Saturday, June 04, 2016

Optical illusion

Where I used to live, I noticed an optical illusion. As I was walking, there was a clearing ahead of me with a spectacular mountain view. In the foreground were two hills. One partially obscured the mountain, although the mountain towered above it. One hill was directly in front of the mountain while the other was alongside the other hill. Looking through the dip between the two hills, you could see some foothills of the mountain in the background. The foothills were blanketed in snow. The hills in the foreground had no snow. Yet they appeared to be about three times higher than the snowy foothills in the background. Therein lies the paradox: how could the foothills have subfreezing temperatures when they appeared to be about two-thirds lower in elevation than the hills in the foreground, which were dry?

The explanation, of course, is that relative distance generates an optical illusion. In reality, the foothills in the background are far higher than the hills in the foreground. Probably above the tree line. 

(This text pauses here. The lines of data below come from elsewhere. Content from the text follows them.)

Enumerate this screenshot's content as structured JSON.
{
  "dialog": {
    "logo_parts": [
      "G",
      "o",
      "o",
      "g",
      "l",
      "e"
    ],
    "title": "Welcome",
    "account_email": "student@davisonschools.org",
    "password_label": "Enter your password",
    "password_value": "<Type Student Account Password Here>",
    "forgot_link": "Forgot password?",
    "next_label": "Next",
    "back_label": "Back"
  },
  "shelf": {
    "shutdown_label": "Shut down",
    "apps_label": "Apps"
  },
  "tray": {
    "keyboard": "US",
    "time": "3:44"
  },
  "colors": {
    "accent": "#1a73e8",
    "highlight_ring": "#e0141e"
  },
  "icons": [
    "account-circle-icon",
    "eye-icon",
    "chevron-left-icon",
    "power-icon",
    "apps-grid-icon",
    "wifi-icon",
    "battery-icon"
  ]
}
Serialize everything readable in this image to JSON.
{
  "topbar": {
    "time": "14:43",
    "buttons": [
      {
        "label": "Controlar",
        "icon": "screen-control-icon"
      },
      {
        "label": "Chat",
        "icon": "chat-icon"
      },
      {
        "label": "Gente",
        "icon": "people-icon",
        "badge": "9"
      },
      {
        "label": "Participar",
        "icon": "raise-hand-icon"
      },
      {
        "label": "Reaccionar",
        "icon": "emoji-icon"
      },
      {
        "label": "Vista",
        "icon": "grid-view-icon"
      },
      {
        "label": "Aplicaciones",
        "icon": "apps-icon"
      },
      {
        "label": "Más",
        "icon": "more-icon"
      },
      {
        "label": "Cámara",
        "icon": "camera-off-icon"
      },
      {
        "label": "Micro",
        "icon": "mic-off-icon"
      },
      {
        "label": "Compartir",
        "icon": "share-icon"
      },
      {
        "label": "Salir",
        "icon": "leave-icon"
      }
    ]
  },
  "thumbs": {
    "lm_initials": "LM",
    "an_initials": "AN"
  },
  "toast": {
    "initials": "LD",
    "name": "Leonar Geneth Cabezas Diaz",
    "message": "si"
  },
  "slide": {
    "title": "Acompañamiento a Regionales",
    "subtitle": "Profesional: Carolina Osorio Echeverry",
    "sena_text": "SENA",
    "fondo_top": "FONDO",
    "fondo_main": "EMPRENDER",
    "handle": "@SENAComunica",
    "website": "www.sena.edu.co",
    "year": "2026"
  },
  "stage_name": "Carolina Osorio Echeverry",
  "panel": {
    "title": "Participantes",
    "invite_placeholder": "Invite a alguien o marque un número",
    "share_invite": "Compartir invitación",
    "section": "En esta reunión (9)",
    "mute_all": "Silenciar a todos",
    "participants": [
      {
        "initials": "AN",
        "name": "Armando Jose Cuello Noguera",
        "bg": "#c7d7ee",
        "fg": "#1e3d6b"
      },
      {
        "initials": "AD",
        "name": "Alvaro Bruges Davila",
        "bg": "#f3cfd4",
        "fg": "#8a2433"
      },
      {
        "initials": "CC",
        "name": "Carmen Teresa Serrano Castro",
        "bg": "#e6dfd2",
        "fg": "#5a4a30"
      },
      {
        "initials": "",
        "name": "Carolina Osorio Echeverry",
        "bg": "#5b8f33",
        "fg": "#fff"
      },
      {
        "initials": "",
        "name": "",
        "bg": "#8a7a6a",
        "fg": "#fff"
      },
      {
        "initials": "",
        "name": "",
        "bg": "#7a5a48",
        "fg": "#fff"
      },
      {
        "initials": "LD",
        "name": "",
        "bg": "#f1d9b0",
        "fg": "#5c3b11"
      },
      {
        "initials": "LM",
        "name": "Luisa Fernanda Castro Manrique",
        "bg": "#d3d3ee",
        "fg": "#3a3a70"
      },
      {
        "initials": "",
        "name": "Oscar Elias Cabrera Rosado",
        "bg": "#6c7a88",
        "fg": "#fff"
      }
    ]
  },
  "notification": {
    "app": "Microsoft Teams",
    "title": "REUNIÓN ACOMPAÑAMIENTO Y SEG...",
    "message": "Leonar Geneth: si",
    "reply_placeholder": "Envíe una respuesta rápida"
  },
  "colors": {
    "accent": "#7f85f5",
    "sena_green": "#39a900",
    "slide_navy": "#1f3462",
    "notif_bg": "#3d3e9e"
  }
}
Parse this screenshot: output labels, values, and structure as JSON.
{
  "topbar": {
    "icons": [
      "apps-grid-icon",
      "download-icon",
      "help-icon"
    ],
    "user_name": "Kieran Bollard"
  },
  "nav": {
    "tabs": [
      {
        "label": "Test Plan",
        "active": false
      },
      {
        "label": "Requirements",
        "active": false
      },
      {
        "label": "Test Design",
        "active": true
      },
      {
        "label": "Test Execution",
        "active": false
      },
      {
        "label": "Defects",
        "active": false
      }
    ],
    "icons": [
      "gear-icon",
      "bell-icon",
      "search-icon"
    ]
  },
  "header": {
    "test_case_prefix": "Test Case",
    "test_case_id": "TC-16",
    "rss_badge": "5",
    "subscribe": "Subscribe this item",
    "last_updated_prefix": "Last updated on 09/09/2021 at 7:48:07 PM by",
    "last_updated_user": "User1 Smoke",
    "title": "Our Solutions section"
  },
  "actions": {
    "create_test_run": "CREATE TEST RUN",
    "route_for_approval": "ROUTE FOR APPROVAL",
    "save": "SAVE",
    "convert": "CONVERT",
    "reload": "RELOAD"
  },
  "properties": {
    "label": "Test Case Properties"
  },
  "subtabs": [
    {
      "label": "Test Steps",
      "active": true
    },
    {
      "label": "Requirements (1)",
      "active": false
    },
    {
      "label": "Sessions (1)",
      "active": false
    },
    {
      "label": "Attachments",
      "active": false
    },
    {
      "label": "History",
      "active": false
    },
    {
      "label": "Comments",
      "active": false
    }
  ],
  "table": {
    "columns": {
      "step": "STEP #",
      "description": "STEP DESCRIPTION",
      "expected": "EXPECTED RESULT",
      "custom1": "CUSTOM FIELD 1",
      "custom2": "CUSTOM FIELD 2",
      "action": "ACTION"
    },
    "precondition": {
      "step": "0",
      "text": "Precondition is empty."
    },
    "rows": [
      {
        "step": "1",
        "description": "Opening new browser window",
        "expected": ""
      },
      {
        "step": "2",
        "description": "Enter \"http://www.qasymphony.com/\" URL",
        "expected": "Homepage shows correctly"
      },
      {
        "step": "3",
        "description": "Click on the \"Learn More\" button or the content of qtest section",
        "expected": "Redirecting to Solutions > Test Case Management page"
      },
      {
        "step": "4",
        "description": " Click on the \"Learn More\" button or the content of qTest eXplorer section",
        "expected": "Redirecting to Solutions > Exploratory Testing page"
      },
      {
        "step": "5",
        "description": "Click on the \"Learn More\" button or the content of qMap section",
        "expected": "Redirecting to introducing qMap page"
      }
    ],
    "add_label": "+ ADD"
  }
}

Now I say all that to say this: unbelievers infer from certain passages that Scriptures asserts a flat earth and/or three-story universe. Inerrantists counter that this is a phenomenal description.

By the same token, young-earth and old-earth creationists debate how to construe geographical markers describing the extent of the flood. Old-earth creationists say that's phenomenal language.

There's nothing inaccurate about phenomenal descriptions. That depicts a scene from the sight-lines of an observer. And that's how it really looks from his vantage-point. 

Spacial descriptions always have some frame of reference. They implicitly have an indexical perspective, even when they are expressed in third-person terms.  

Likewise, the original audience for Gen 6-9 certainly had a difference sense of world geography than modern readers do. How they'd correlate those descriptions with their own sense of world geography doesn't correspond to a modern reader's default frame of reference. So we need to be on guard in that respect. 

The larger point is that we'd expect a historically accurate, eyewitness account to have phenomenal descriptions. That's not erroneous–just the opposite. It is, to be sure, a somewhat provincial viewpoint. Yet that's the nature of firsthand observation. 

But my example illustrates the how easy it would be to draw fallacious inferences from phenomenal descriptions. That's something we need to guard against.

1 comment:

  1. Non-believers can't decide if we're living in a comp simulation or not, forget about a flat earth.